The approach was conceived 10 years ago by Harvard University astrophysicist Avi Loeb and Scott Gaudi, now an assistant professor of astronomy at The Ohio State University in Columbus, who took a cue from Albert Einstein.
One prediction of Einstein's theory of special relativity is that when an object is moving at a pace close to the speed of light, any light it emits appears more intense along the object's line of motion, forming a beam. To an observer watching the object approach, the light looks brighter than it would if the object were stationary.
The effect is most pronounced in powerful astronomical events such as gamma-ray bursts, in which matter emitting the gamma rays is accelerated to 99.9 percent of the speed of light, Dr. Loeb explains.
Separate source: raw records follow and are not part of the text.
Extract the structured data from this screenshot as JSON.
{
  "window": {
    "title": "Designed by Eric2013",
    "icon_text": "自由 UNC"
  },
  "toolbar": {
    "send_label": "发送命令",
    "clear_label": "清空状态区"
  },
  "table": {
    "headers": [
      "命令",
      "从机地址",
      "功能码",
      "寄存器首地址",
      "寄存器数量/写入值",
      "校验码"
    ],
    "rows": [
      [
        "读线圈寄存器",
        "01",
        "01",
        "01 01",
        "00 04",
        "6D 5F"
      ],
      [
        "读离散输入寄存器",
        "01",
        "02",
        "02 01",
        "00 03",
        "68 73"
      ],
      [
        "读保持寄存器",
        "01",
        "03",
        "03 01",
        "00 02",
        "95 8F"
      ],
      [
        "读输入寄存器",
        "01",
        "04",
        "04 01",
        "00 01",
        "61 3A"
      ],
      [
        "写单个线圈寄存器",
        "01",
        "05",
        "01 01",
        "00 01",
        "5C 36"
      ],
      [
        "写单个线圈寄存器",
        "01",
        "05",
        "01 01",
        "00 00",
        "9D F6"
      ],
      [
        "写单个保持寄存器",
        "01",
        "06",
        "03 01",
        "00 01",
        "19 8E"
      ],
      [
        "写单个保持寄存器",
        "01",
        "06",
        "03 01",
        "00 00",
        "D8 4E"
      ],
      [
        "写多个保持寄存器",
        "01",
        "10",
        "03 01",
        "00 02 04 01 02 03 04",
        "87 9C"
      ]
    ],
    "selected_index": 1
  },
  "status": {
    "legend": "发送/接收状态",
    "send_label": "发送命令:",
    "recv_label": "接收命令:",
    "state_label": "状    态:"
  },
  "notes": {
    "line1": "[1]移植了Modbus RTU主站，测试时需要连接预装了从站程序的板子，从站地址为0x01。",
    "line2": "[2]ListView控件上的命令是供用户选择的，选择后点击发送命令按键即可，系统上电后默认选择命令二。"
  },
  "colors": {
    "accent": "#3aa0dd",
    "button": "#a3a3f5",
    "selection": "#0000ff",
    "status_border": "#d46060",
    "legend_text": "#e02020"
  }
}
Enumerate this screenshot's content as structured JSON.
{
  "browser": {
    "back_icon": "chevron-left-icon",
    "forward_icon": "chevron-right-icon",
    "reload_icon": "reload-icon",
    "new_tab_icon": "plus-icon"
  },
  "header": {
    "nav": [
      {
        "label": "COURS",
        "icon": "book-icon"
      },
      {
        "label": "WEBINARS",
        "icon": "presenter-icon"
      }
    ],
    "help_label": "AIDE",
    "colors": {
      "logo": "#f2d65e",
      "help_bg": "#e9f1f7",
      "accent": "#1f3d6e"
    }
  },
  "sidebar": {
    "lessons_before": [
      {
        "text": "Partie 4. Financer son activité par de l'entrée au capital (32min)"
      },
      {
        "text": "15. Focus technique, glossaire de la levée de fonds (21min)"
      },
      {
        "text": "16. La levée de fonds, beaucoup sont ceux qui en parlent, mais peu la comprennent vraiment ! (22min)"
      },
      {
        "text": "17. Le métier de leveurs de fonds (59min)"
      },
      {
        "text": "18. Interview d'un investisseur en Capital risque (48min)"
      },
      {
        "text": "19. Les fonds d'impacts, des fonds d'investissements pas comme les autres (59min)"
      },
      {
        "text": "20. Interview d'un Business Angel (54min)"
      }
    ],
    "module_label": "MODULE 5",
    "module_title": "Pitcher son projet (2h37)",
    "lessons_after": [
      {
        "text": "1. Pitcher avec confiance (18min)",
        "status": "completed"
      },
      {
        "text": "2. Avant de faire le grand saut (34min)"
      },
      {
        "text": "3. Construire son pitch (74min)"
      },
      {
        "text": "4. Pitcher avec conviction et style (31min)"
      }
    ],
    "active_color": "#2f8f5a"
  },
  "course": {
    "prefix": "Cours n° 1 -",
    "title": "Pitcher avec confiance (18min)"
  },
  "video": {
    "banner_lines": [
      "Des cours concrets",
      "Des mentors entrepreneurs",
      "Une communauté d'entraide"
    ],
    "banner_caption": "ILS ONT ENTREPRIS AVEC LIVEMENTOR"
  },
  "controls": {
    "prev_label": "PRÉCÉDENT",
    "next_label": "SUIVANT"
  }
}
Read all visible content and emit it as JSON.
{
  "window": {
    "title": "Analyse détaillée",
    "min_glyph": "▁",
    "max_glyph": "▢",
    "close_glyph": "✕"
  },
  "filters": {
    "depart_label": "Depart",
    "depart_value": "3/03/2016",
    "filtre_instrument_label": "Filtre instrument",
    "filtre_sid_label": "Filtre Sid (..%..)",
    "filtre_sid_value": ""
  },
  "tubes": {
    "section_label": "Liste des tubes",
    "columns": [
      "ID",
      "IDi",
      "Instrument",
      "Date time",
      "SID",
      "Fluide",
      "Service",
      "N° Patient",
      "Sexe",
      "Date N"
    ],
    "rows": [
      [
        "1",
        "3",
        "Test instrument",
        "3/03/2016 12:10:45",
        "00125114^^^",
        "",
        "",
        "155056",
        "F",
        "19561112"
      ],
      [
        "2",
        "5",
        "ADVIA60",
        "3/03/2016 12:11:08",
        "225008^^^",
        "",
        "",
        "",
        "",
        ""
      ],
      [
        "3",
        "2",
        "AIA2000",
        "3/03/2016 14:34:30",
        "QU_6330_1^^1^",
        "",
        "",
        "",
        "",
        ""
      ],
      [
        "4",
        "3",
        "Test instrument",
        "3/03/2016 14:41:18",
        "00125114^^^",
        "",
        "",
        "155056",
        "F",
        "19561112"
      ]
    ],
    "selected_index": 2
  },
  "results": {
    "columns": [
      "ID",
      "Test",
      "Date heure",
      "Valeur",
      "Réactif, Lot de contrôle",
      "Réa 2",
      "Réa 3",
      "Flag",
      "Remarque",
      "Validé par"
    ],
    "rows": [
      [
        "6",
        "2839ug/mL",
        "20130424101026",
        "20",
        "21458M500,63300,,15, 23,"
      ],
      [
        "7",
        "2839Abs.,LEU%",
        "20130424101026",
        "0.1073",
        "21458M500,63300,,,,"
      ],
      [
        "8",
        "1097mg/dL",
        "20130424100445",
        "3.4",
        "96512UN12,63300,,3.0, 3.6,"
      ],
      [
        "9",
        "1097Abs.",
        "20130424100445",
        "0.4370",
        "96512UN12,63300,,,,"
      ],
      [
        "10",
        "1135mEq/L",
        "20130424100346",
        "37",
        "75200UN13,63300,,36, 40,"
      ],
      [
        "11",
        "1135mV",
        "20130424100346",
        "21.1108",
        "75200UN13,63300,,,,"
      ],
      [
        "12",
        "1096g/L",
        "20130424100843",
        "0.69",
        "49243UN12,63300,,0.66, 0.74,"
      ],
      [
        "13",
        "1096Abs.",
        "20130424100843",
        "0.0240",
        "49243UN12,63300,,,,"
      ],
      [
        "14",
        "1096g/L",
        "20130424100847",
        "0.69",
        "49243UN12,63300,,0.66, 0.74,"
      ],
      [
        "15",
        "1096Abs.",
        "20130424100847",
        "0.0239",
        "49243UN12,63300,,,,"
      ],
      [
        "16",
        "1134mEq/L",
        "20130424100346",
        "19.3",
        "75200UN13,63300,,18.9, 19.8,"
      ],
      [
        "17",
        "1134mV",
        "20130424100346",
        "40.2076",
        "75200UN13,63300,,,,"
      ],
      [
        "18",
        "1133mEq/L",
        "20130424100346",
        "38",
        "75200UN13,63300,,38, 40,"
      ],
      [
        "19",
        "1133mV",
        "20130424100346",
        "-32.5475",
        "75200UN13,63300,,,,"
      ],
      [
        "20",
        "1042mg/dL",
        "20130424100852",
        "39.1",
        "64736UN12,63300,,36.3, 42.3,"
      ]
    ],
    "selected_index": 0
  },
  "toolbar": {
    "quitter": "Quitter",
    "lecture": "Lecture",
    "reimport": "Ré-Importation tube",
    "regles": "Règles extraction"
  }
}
Indeed, to an astronomer looking directly into the beam, the effect can lead to the illusion that the light is traveling faster than its 186,000-mile a second speed limit. Such beams emanate from the poles of supermassive black holes that have gone on feeding binges. Researchers call them superluminal jets.
Loeb says he wondered if the effect were noticeable enough at slower velocities to use beaming to detect planets orbiting other stars. As a planet orbits, its gravity would tug the star to and fro. Perhaps the starlight would intensify slightly as the planet reaches the points along its orbit where it's pulling the star toward Earth.
After some back-of-the-envelope calculations to see if the question was worth pursing beyond the "I wonder if" stage, Loeb approached Gaudi, who calculated the intensity of the beaming effect for the types of stars that missions such as Kepler would examine.
"We estimated that it should be possible to detect it," Loeb says, although others were unconvinced.